The hypothesis doesn’t need to be a complete answer to your technical gap. It is common for a technical gap to require a series of experiments – each experiment has a hypothesis for part of the overall solution. With each experiment, you build up your level of knowledge.

These hypotheses may come from your own experience, or you may find partial solutions on the Internet. This is partly what AusIndustry refers to as a ‘systematic progression’ of work.

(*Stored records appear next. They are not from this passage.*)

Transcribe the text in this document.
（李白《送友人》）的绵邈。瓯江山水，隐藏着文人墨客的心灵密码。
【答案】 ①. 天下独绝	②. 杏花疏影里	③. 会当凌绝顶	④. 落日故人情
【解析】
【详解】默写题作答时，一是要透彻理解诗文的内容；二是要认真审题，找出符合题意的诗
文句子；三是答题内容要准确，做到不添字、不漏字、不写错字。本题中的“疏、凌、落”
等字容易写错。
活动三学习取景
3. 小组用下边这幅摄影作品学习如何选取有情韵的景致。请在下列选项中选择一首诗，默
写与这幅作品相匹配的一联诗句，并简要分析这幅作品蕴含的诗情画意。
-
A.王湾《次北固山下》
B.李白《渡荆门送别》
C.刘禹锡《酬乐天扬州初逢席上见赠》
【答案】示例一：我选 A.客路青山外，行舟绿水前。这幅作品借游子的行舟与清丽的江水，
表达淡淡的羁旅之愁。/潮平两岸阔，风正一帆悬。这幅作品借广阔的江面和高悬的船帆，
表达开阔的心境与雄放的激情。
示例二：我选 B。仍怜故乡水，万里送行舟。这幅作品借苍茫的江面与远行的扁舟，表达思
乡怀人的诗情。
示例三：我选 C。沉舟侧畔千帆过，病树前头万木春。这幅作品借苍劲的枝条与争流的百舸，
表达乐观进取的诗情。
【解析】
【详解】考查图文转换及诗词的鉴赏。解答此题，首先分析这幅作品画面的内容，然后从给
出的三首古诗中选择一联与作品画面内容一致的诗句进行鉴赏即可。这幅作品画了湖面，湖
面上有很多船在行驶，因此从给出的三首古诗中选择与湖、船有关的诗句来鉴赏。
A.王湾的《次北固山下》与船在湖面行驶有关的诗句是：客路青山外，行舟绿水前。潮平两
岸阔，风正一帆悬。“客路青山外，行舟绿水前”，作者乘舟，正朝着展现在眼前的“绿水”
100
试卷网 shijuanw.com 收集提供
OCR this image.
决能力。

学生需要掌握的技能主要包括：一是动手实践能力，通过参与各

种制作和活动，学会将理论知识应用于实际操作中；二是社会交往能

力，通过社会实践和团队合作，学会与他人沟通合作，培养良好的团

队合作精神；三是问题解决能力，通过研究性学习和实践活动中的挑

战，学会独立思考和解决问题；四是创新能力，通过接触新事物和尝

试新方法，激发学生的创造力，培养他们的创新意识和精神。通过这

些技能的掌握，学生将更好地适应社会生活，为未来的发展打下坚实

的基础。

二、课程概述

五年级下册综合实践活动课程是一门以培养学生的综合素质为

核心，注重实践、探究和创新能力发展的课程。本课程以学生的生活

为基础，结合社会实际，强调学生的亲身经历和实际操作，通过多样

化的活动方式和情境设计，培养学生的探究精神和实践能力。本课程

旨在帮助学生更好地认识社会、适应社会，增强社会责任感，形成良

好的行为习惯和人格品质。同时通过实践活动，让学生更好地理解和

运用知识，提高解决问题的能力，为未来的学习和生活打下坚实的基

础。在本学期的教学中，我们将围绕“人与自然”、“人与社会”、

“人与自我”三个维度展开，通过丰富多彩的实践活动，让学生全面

The hypothesis is typically expressed in terms of the outcome of the experiment – I hypothesize that my new algorithm will achieve an accuracy of ‘X’, or achieve a response time of ‘Y’. Achieving that result may requires a series of experiments where the configuration or input variables of the experiment are adjusted to achieve the desired result.

Failures in Experiments

Unsuccessful experiments are not bad things. In fact, failed experiments can help show that the technical gap was a difficult one to address. AusIndustry does expect you to document what you learnt from the failed experiments – how did this learning help frame future experiments (which may have been successful).

Even if the series of experiments was never successful, if you gained new knowledge from those experiments and documented that knowledge – that could still be eligible R&D.

Documenting your experiments

The level of documentation only needs to be sufficient to back up what is claimed in the R&D Tax Incentive application. However, the supporting documentation (by definition) will be written before the R&D Tax Incentive application is drafted, so you do need to discuss what you plan to claim with your R&DTI consultant during your R&D so that you will have enough documentation to cover the claims that will be made in the application.

The level of documentation expected does also depend upon the size of the company (and the size of the R&D claim). Small companies are not expected to have detailed documentation although you still need to show that the claimed R&D did actually take place.